Technically Long-Term: The Political Economy of Humanitarian Technology in Jordan

By Valerie Giesen
Submitted to Session P4992 (Managing and Manufacturing Disaster, 2017 Annual Meeting
Anthro
Jordan;
Technology;
Previous discussions of the politics of humanitarian aid have focused on its spatial, discursive and legal arrangements. Based on interviews with aid workers in Jordan and analysis of aid policy and project documents, this paper contributes to recent interest in humanitarianism’s material and economic components (Meiches, 2015; Jacobsen, 2015). It argues that developments in humanitarian technology play a yet untold part in the politics of emergency aid.

Recent work has documented important aspects of the relationship between Jordan’s political economy and international refugee aid (Turner, 2015; Lenner, 2016). For instance, international aid providers have had to accept Jordan’s preference for short-term aid, and its opposition to refugees’ long-term residence (which Western donors promote) in the context of high unemployment.

This paper argues that such anxieties stemming from Jordan’s political and economic constraints have not simply limited the scope of humanitarian action in the country, but have facilitated and legitimized experimentation in humanitarian technology. The expansion of digital and biometric technologies to deliver cash and food assistance has been driven by pressures to demonstrate refugee aid’s positive impact on the Jordanian economy, producing Syrians more as consumers than rights bearers. Syrians in Jordan have come to serve as a test population for extensive digital data collection systems which allow aid agencies to track their purchases, detect ‘unusual’ behavior and calibrate refugees’ impact on the local economy.

Aid organizations are embracing technological innovation to make humanitarianism more neutral and efficient. This paper scrutinizes humanitarians’ celebratory stance by a) placing current experiments in humanitarian technology within a wider history of experimentation and harm in the periphery, and b) expanding current discussions to consider the role of technological success in deepening humanitarianism’s entanglement with ‘issues of power, politics and profitability’ (Chandler in Jacobsen, 2015). In addition to extending the scope of refugees’ biopolitical management, the use of digital technology has expanded knowledge production about refugees’ everyday life, creating novel areas of intervention.
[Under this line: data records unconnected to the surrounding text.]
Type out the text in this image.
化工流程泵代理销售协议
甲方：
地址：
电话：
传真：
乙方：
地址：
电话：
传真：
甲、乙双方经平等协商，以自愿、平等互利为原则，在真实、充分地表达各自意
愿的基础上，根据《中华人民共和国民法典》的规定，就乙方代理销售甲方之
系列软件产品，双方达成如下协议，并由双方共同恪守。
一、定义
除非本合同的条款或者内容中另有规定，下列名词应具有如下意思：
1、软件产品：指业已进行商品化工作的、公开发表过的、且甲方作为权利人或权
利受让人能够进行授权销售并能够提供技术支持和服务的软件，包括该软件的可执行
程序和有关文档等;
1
Moreover, ‘success’ in a humanitarian context can confer normative and scientific legitimacy on otherwise controversial technologies and their (wider) application, making strict safeguards seem unnecessary. Donor interest in expanding digital technologies, such as biometric data in registration and monitoring, is already closely related to broader moves to securitize refugees – with major donors having voiced interest in accessing biometric refugee data (Jacobsen, 2015). This indicates the dangers of expansion and repurposing 'successful' humanitarian technologies (for instance in immigration or counter-terrorism systems).